Blog DIGIMON(DI) – 200 giorni dopo…il ritorno dei Blog

(ovvero scrivere di cinema al tempo degli hacker)

Il 25 settembre 2017, alle ore 16.02, così si “discuteva” di Sentieri selvaggi in rete…

 

Il nostro Luca Marchetti ci segnalava – nella chat redazionale – questa “dichiarazione di hackeraggio” che coinvolgeva i due nostri siti, sentieriselvaggi.it e scuolasentieriselvaggi.it, nonchè il blog di Sentieri selvaggi.

Da allora sono passati circa 200 gg (in realtà 214) in cui abbiamo dovuto rimettere mano a tutti i nostri siti e blog, “rifacendo” da capo il Sito della Scuola, risistemando e ridefinendo le protezioni del sito di Sentieri selvaggi, cambiando server e, buon ultimo, ricostruendo il vecchio Blog dentro la nuova sentieriselvaggi.it.
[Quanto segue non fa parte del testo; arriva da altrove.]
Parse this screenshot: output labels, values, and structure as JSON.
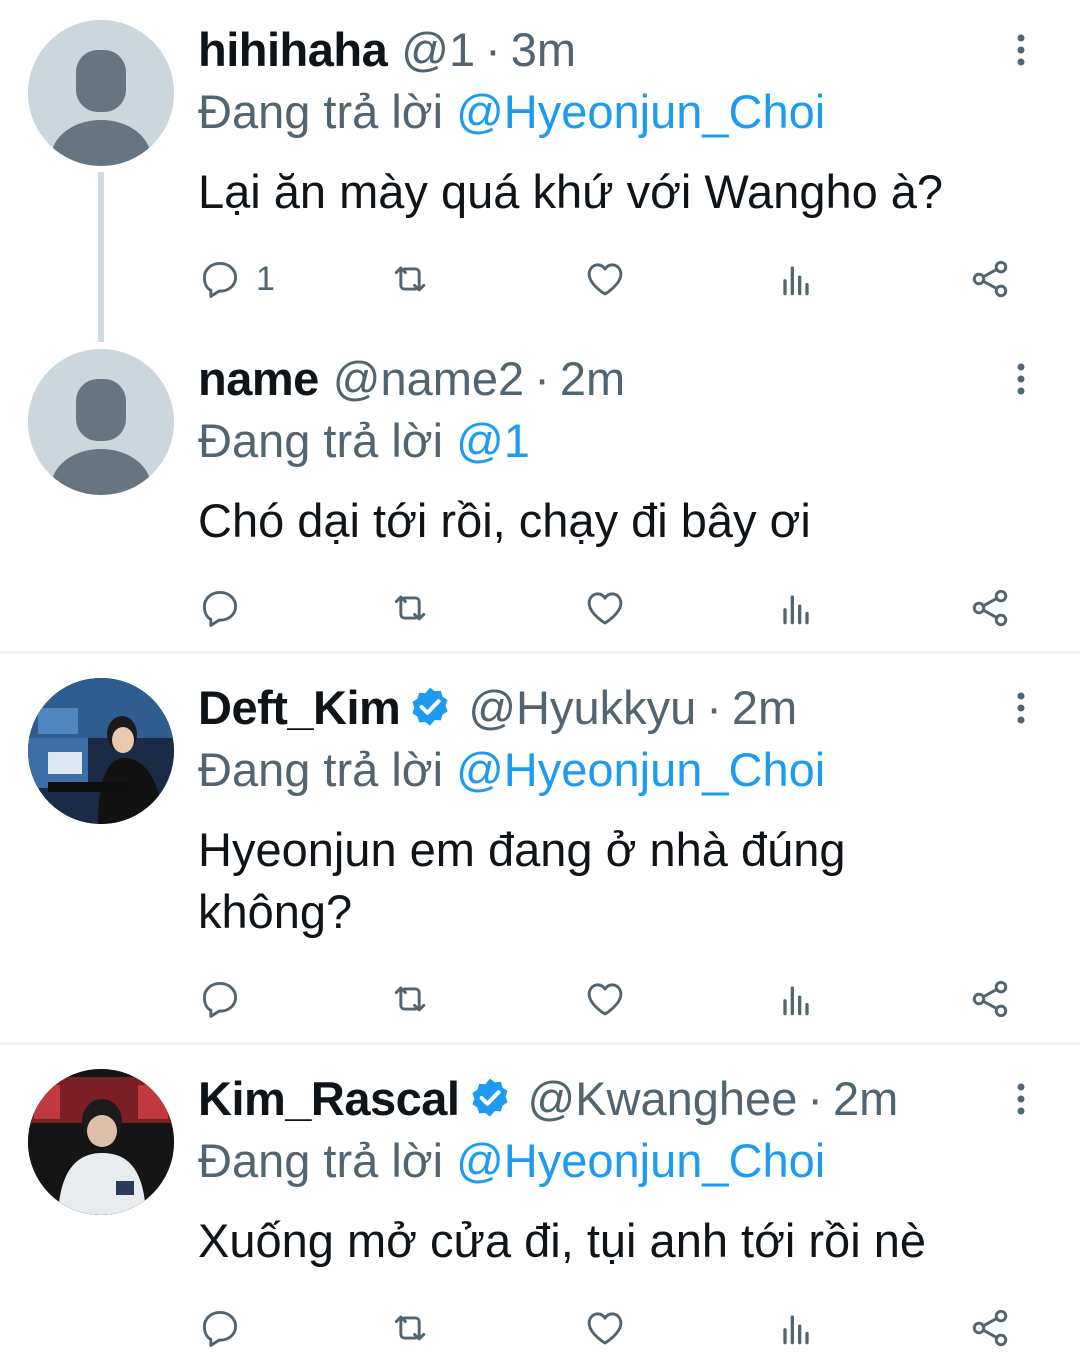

Un lavoro enorme, faticoso e invisibile, che però come spesso accade, a partire da una negatività (qualcuno che si impossessa del tuo sito per chiedere soldi) siamo riusciti a trasformare in un’occasione per migliorare le nostre forme tecniche e macchine di comunicazione.

Ed ecco che oggi, 27 aprile 2018, possiamo finalmente ripartire con il Blog di Sentieri selvaggi. Ricostruito integralmente dalle “ceneri virtuali” del vecchio (ma se volete divertirvi a giocarci è ancora disponibile sul web.archive.org ) il  Blog è stato reintegrato nel grande database di sentieriselvaggi.it, di cui è ora parte attiva e libera, con lo stesso stile e vocazione, ma con dei vecchi/nuovi compagni di viaggio (e nuove firme che presto si aggiungeranno al gruppo di blogger).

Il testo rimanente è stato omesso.